After yesterday’s post about the Associated Press, I saw that The Wall Street Journal had an article this week about True/Slant, a new online news site that combines “real” journalism with “experts.”

According to the WSJ, the site contributors include current and former writers from news organizations such as the Financial Times, the New York Times and Rolling Stone.

Rather than trying to limit access to news, like AP looks like it’s trying to do, True/Slant counts on the writers’ personalities to help draw traffic. The writers have some skin in the game: if the site makes money, they receive more income. While it may not feel like old school journalism, the fact is that news organizations have to figure out a way to make money in the online world, with the fast decline print advertising revenues.


True/Slant tries taking a collaborative win/win solution in a Web 3.0 world of “brandividualism,” a phrase coined by Armano. The writers, the journalists, get exposure and they respond by helping the business grow.

Bringing in outside people to write isn’t anything new. That’s one of the reasons the Huffington Post is so successful: cool “friends of Arianna” contribute regularly and use their own brand to build up HuffPo’s.

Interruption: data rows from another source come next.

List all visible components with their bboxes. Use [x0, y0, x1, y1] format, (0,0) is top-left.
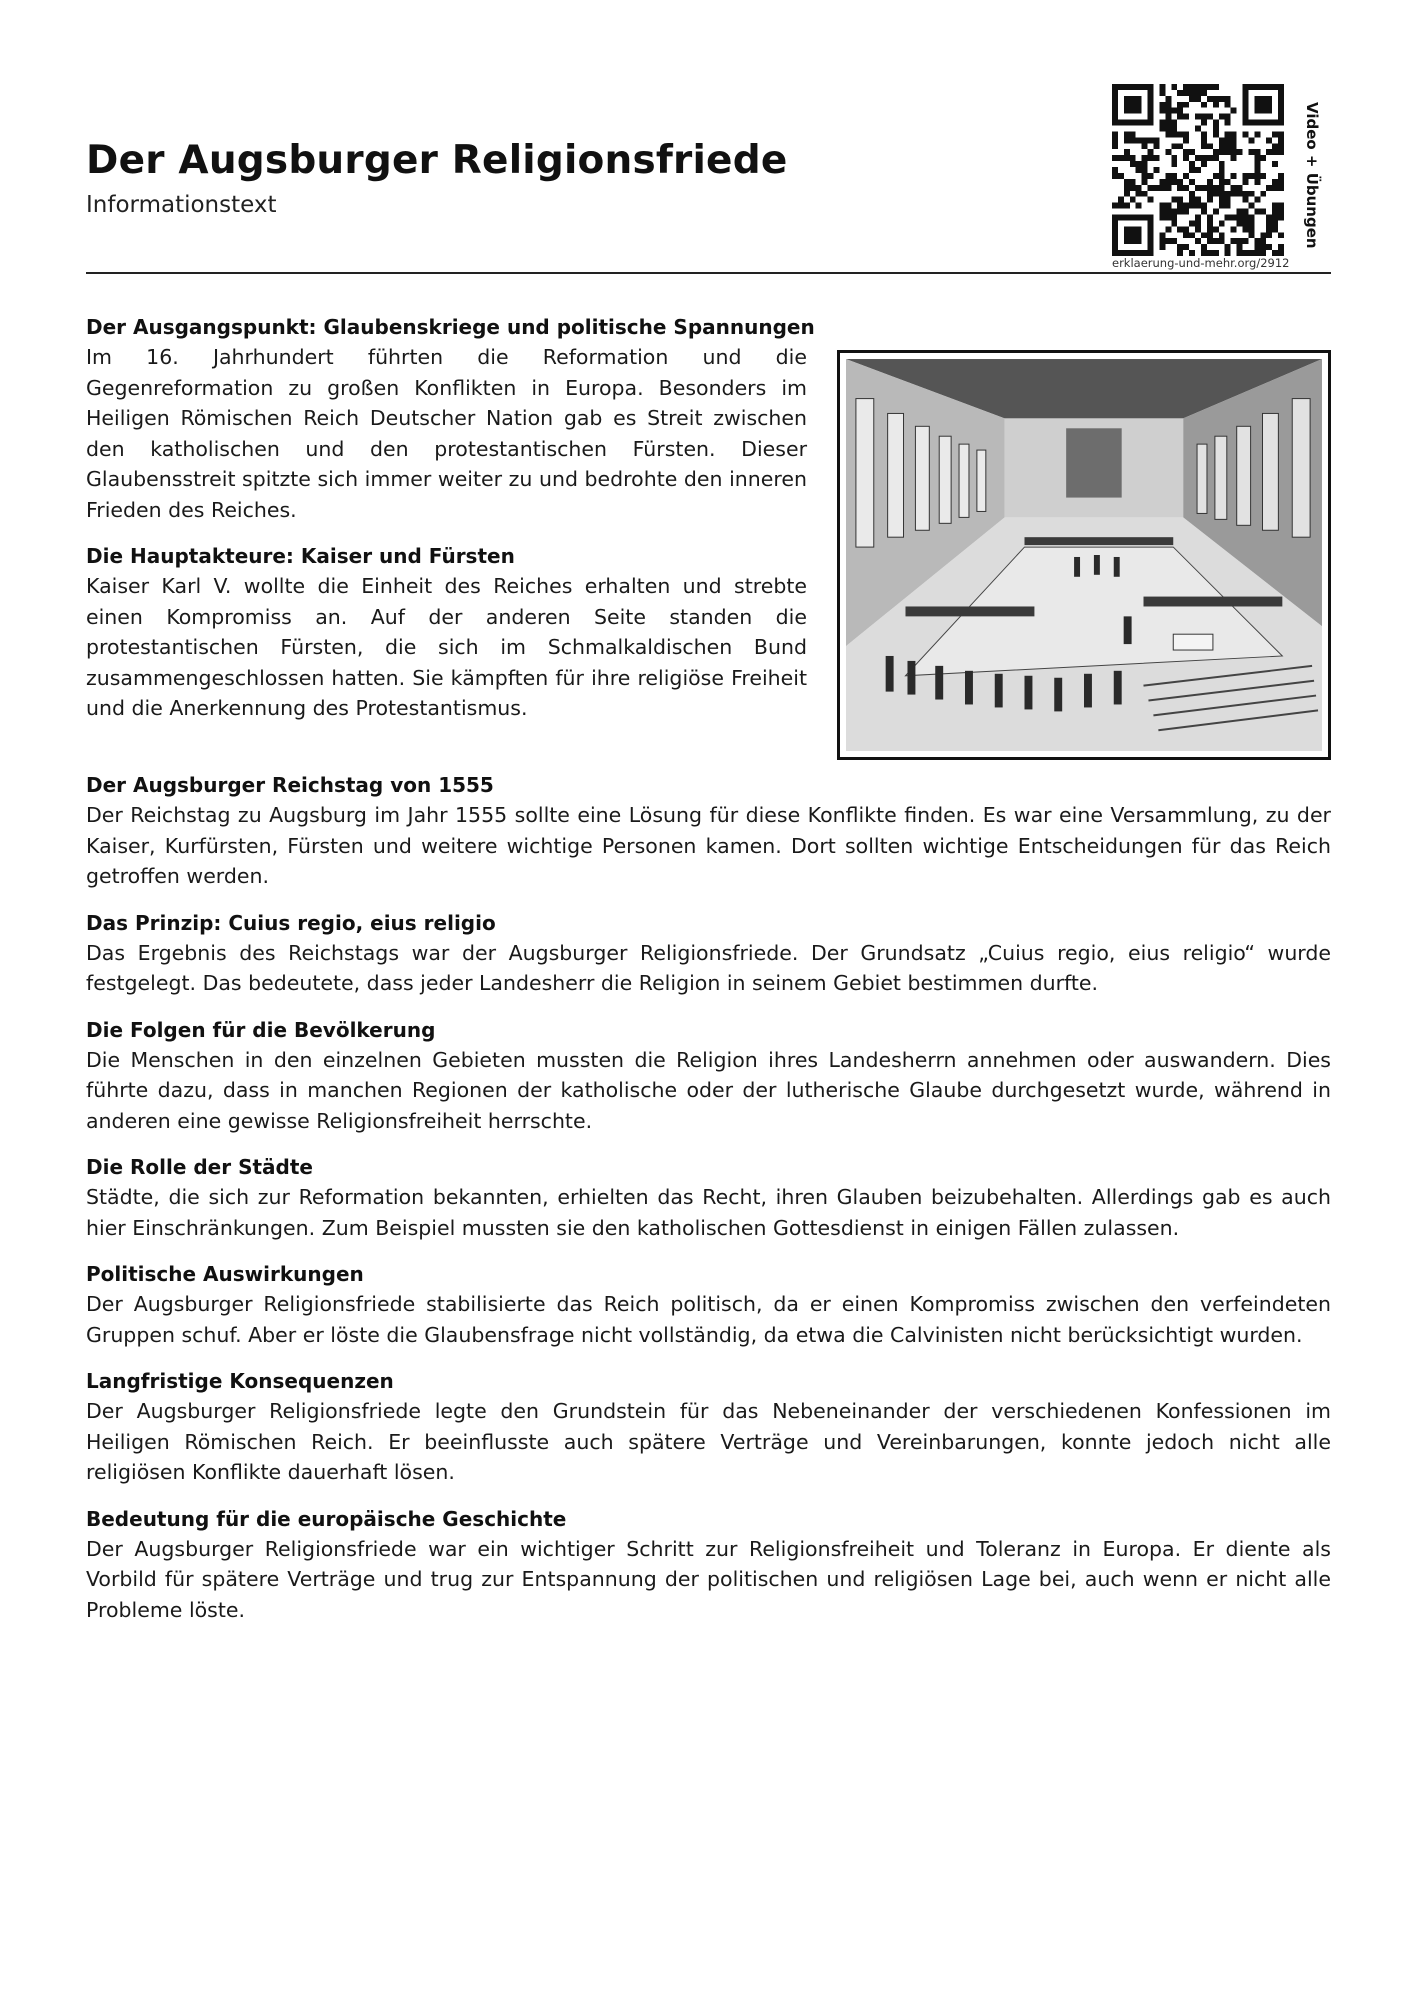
qr-url-link[interactable]: erklaerung-und-mehr.org/2912: [1112, 256, 1290, 270]
section-reichstag-1555: [86, 770, 1331, 892]
section-text: Kaiser Karl V. wollte die Einheit des Reiches erhalten und strebte einen Kompromiss an. Auf der anderen Seite standen die protestantischen Fürsten, die sich im Schmalkaldischen Bund zusammengeschlossen hatten. Sie kämpften für ihre religiöse Freiheit und die Anerkennung des Protestantismus.: [86, 574, 807, 720]
section-heading: Der Augsburger Reichstag von 1555: [86, 773, 494, 797]
section-text: Der Augsburger Religionsfriede legte den Grundstein für das Nebeneinander der verschiedenen Konfessionen im Heiligen Römischen Reich. Er beeinflusste auch spätere Verträge und Vereinbarungen, konnte jedoch nicht alle religiösen Konflikte dauerhaft lösen.: [86, 1399, 1331, 1484]
section-langfristige-konsequenzen: [86, 1366, 1331, 1488]
section-heading: Politische Auswirkungen: [86, 1262, 364, 1286]
reichstag-engraving-image: [837, 350, 1331, 760]
section-text: Die Menschen in den einzelnen Gebieten mussten die Religion ihres Landesherrn annehmen oder auswandern. Dies führte dazu, dass in manchen Regionen der katholische oder der lutherische Glaube durchgesetzt wurde, während in anderen eine gewisse Religionsfreiheit herrschte.: [86, 1047, 1331, 1133]
qr-link-block[interactable]: [1112, 84, 1321, 274]
section-heading: Langfristige Konsequenzen: [86, 1369, 394, 1393]
header-divider: [86, 272, 1331, 274]
section-text: Der Augsburger Religionsfriede war ein wichtiger Schritt zur Religionsfreiheit und Toleranz in Europa. Er diente als Vorbild für spätere Verträge und trug zur Entspannung der politischen und religiösen Lage bei, auch wenn er nicht alle Probleme löste.: [86, 1536, 1331, 1622]
section-text: Das Ergebnis des Reichstags war der Augsburger Religionsfriede. Der Grundsatz „Cuius regio, eius religio“ wurde festgelegt. Das bedeutete, dass jeder Landesherr die Religion in seinem Gebiet bestimmen durfte.: [86, 940, 1331, 995]
section-bedeutung-europa: [86, 1504, 1331, 1626]
page-subtitle: Informationstext: [86, 192, 277, 218]
section-text: Im 16. Jahrhundert führten die Reformation und die Gegenreformation zu großen Konflikten in Europa. Besonders im Heiligen Römischen Reich Deutscher Nation gab es Streit zwischen den katholischen und den protestantischen Fürsten. Dieser Glaubensstreit spitzte sich immer weiter zu und bedrohte den inneren Frieden des Reiches.: [86, 345, 807, 522]
page-header: [86, 0, 1331, 276]
section-politische-auswirkungen: [86, 1259, 1331, 1350]
section-text: Der Reichstag zu Augsburg im Jahr 1555 sollte eine Lösung für diese Konflikte finden. Es war eine Versammlung, zu der Kaiser, Kurfürsten, Fürsten und weitere wichtige Personen kamen. Dort sollten wichtige Entscheidungen für das Reich getroffen werden.: [86, 803, 1331, 888]
section-rolle-staedte: [86, 1152, 1331, 1243]
section-heading: Die Folgen für die Bevölkerung: [86, 1017, 436, 1042]
section-heading: Die Rolle der Städte: [86, 1155, 313, 1179]
section-prinzip: [86, 908, 1331, 999]
section-heading: Der Ausgangspunkt: Glaubenskriege und politische Spannungen: [86, 315, 815, 339]
qr-code-icon[interactable]: [1112, 84, 1284, 256]
main-content: [86, 312, 1331, 1641]
section-text: Städte, die sich zur Reformation bekannten, erhielten das Recht, ihren Glauben beizubehalten. Allerdings gab es auch hier Einschränkungen. Zum Beispiel mussten sie den katholischen Gottesdienst in einigen Fällen zulassen.: [86, 1185, 1331, 1240]
section-heading: Bedeutung für die europäische Geschichte: [86, 1506, 567, 1531]
section-text: Der Augsburger Religionsfriede stabilisierte das Reich politisch, da er einen Kompromiss zwischen den verfeindeten Gruppen schuf. Aber er löste die Glaubensfrage nicht vollständig, da etwa die Calvinisten nicht berücksichtigt wurden.: [86, 1292, 1331, 1347]
section-heading: Die Hauptakteure: Kaiser und Fürsten: [86, 544, 515, 568]
section-ausgangspunkt: [86, 312, 1331, 525]
page-title: Der Augsburger Religionsfriede: [86, 138, 788, 183]
qr-side-label: Video + Übungen: [1303, 102, 1321, 249]
assembly-hall-illustration: [846, 359, 1322, 751]
section-folgen-bevoelkerung: [86, 1015, 1331, 1137]
section-heading: Das Prinzip: Cuius regio, eius religio: [86, 910, 496, 935]
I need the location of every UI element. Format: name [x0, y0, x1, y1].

What True/Slant looks to do differently is around its advertising model.  Rather than focus on interruptive or ignorable ads, True/Slant will allow advertisers to own entire content pages, pages that look just like the rest of the site, in an attempt to draw traffic through relevant content and engagement.

Sounds like an interesting attempt. It might not be the polar opposite of what AP wants to do with its new site, but the site seems to have a much higher social media savvy than AP.

It’s worth keeping an eye on. At least it starts to look like a new new journalism model.